BASH - execute mysql commands using arguments stored in an array

Question

I have my WordPress database name, username and password stored in an array and I'm trying to have the script connect to the database and display the home/site_url field from the table wp-options.

Array defined. Information is read from a file.

var1=$(<dbinfo2.temp)
arr=($var1)

Array works example:

echo "${arr[0]}"
echo "${arr[2]}"

: Output:

pinkywp_wrdp1
Mq2uMCLuGvfyz

But the below code doesn't work for some reason.

OUTPUT="$(mysql -u ${arr[1]} -p ${arr[2]} -D ${arr[0]} -e "SELECT home FROM wp_options")"
echo "${OUTPUT}"

I keep getting the following error even though the database username/password stored in the array are correct. It's like as if mysql isn't seeing the password I'm passing to it.

This is a on a CentOS/cPanel server running MySQL and Apache.

Warning: Using unique option prefix pass instead of password is deprecated and will be removed in a future release. Please use the full name instead.
Enter password: 
ERROR 1045 (28000): Access denied for user 'pinkywp_wrdp1'@'localhost' (using password: NO)

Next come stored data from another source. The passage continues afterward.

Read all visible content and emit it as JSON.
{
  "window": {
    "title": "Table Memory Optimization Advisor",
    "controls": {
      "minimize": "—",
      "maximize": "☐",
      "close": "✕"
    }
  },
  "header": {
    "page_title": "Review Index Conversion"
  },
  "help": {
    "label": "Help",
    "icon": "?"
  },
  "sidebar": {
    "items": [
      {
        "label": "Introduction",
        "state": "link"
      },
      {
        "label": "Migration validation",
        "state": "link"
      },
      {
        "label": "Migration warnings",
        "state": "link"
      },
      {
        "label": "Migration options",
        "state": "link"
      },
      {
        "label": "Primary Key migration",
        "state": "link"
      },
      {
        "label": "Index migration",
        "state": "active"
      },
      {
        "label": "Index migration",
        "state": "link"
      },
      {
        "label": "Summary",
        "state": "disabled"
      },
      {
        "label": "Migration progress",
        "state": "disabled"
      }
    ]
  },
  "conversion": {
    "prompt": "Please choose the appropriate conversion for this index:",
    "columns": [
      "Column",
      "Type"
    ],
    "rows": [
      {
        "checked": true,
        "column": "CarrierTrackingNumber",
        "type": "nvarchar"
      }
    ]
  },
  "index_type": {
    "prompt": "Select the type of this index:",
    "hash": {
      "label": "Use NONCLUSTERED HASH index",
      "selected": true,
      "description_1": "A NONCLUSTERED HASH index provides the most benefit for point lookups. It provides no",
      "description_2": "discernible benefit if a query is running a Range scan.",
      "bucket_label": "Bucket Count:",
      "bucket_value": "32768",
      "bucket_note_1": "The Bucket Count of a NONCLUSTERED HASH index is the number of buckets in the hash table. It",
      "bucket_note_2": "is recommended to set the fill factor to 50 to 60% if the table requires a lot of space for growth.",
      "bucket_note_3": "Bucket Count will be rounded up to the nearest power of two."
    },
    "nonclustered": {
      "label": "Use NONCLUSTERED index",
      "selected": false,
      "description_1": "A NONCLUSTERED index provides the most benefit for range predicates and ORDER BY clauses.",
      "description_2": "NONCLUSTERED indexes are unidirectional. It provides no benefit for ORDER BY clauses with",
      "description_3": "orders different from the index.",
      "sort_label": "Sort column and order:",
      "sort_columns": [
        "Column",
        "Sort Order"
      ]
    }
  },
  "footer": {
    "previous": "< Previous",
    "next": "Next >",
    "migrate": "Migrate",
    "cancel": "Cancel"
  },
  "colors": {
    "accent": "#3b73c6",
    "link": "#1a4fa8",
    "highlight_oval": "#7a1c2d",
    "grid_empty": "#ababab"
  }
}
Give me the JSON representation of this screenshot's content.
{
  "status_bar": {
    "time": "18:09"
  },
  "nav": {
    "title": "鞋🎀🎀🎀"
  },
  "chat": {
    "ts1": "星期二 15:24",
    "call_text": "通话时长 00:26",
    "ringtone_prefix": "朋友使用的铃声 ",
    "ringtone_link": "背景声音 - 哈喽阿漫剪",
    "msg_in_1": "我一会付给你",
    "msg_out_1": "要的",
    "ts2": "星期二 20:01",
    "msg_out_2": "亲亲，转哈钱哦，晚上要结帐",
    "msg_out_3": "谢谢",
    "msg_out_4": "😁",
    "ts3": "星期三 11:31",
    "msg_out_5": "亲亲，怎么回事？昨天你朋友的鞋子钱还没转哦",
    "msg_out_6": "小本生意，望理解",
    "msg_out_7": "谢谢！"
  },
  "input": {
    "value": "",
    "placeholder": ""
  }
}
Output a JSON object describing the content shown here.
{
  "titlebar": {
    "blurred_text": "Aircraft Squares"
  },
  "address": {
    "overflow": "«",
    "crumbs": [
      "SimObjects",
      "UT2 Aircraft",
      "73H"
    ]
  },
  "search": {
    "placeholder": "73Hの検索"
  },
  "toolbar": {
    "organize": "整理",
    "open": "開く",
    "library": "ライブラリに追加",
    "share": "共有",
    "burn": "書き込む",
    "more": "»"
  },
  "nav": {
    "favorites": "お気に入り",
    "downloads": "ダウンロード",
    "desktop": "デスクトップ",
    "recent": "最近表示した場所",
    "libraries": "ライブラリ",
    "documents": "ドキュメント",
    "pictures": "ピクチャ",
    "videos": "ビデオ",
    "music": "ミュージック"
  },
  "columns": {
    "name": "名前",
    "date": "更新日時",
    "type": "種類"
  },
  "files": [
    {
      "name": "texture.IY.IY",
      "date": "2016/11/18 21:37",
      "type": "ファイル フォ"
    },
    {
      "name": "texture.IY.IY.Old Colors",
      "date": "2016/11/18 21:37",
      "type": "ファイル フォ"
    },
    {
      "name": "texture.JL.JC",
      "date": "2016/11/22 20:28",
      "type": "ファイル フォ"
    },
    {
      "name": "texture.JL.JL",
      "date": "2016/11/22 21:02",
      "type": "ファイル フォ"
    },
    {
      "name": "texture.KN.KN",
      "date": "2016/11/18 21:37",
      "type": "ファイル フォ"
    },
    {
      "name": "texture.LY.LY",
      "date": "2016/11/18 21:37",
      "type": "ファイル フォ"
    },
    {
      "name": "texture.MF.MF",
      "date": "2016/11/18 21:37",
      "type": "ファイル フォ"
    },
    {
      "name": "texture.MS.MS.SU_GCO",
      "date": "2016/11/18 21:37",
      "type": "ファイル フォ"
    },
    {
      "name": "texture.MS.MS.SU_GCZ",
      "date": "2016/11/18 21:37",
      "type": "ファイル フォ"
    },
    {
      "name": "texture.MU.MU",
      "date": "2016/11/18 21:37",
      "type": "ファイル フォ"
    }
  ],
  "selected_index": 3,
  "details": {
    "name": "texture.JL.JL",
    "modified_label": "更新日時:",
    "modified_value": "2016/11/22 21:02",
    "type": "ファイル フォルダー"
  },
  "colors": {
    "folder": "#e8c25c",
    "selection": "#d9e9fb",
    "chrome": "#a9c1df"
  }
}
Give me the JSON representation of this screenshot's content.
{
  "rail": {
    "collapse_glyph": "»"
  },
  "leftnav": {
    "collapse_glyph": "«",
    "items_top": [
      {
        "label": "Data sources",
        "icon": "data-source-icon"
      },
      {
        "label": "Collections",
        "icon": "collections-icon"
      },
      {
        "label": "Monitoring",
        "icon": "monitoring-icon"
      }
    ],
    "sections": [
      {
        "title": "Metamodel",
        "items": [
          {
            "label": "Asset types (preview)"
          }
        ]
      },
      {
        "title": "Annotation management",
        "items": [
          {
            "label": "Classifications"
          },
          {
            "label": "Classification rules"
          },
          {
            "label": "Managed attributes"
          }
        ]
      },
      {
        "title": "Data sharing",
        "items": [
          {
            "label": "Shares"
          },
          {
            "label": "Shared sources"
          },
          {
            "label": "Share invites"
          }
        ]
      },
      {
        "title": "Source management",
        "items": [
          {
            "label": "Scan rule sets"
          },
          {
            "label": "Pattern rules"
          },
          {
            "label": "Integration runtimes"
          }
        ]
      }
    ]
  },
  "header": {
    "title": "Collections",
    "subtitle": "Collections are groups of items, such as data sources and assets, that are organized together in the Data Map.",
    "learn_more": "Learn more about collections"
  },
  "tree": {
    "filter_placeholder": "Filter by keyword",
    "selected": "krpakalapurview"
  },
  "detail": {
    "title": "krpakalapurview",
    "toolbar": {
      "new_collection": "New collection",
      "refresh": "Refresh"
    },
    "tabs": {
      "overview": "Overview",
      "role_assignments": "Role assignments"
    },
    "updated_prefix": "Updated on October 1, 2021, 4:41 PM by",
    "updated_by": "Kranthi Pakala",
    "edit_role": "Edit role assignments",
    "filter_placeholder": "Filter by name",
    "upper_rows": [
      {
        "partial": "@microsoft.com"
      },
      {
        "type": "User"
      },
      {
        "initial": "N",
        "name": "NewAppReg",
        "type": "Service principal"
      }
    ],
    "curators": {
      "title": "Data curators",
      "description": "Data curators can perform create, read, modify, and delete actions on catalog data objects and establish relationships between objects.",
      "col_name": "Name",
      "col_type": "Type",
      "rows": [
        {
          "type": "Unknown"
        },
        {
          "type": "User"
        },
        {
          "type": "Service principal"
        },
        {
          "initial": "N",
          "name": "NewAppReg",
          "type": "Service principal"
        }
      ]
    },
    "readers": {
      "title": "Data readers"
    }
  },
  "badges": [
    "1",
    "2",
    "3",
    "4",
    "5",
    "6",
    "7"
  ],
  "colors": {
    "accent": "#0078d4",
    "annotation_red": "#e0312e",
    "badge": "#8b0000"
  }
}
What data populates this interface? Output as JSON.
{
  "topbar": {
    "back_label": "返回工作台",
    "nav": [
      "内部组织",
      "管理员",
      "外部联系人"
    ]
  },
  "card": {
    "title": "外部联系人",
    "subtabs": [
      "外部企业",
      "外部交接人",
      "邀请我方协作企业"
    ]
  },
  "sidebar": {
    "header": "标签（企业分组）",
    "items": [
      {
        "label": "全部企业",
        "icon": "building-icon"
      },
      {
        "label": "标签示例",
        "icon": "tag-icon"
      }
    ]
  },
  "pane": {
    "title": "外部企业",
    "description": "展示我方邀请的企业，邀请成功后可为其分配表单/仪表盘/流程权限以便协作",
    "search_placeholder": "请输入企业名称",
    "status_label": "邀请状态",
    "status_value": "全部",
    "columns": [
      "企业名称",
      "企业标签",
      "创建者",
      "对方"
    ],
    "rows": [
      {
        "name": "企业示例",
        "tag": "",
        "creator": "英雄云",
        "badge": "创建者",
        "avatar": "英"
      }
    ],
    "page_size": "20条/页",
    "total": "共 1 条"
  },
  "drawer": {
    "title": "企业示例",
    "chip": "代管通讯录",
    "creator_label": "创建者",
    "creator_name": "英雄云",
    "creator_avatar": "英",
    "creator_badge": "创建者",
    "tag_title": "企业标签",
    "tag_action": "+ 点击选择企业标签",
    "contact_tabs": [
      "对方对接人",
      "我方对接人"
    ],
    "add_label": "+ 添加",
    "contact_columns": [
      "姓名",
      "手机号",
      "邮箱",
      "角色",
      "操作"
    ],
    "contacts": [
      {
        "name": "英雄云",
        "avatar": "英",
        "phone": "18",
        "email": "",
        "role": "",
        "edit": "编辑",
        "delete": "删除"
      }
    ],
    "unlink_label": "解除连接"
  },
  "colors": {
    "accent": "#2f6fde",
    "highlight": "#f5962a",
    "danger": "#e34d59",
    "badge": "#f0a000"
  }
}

I'd forever be grateful if you could please tell me what I'm doing wrong and how I can get this to connect and pull the information I need.

Many thanks!

Answer 1

Comments are limited, so I will post it as answer. Try:

#!/bin/bash
#
# Explicit is better than implicit.
# Simple is better than complex.
# Complex is better than complicated.
# Flat is better than nested.
# Sparse is better than dense.
# Readability counts.

CONFIG=( $(<dbinfo2.temp ) )

# check that everythink is ok(no spaces - its ok)
DBNAME="-D${CONFIG[0]}"
DBUSER="-u${CONFIG[1]}"
DBPSWD="-p${CONFIG[2]}"

# query db
OUTPUT=$(mysql "${DBNAME}" "${DBUSER}" "${DBPSWD}" -e 'SELECT 1')

# check ouput, should be: 1 1
echo "${OUTPUT}"

exit 0

Try to run it and if it fails please add set -x option after shebang, run it and post full output from console.

#!/bin/bash
set -x
...

Answer 2

Turns out the issue was syntax because of the usage of both " " and $() for populating the variable from the array. This worked fine:

OUTPUT=$(mysql -ss -u ${arr[1]} -p${arr[2]} -D ${arr[0]} -e "SELECT option_value FROM wp_options WHERE option_name='home'" 2>/dev/null) 
echo $OUTPUT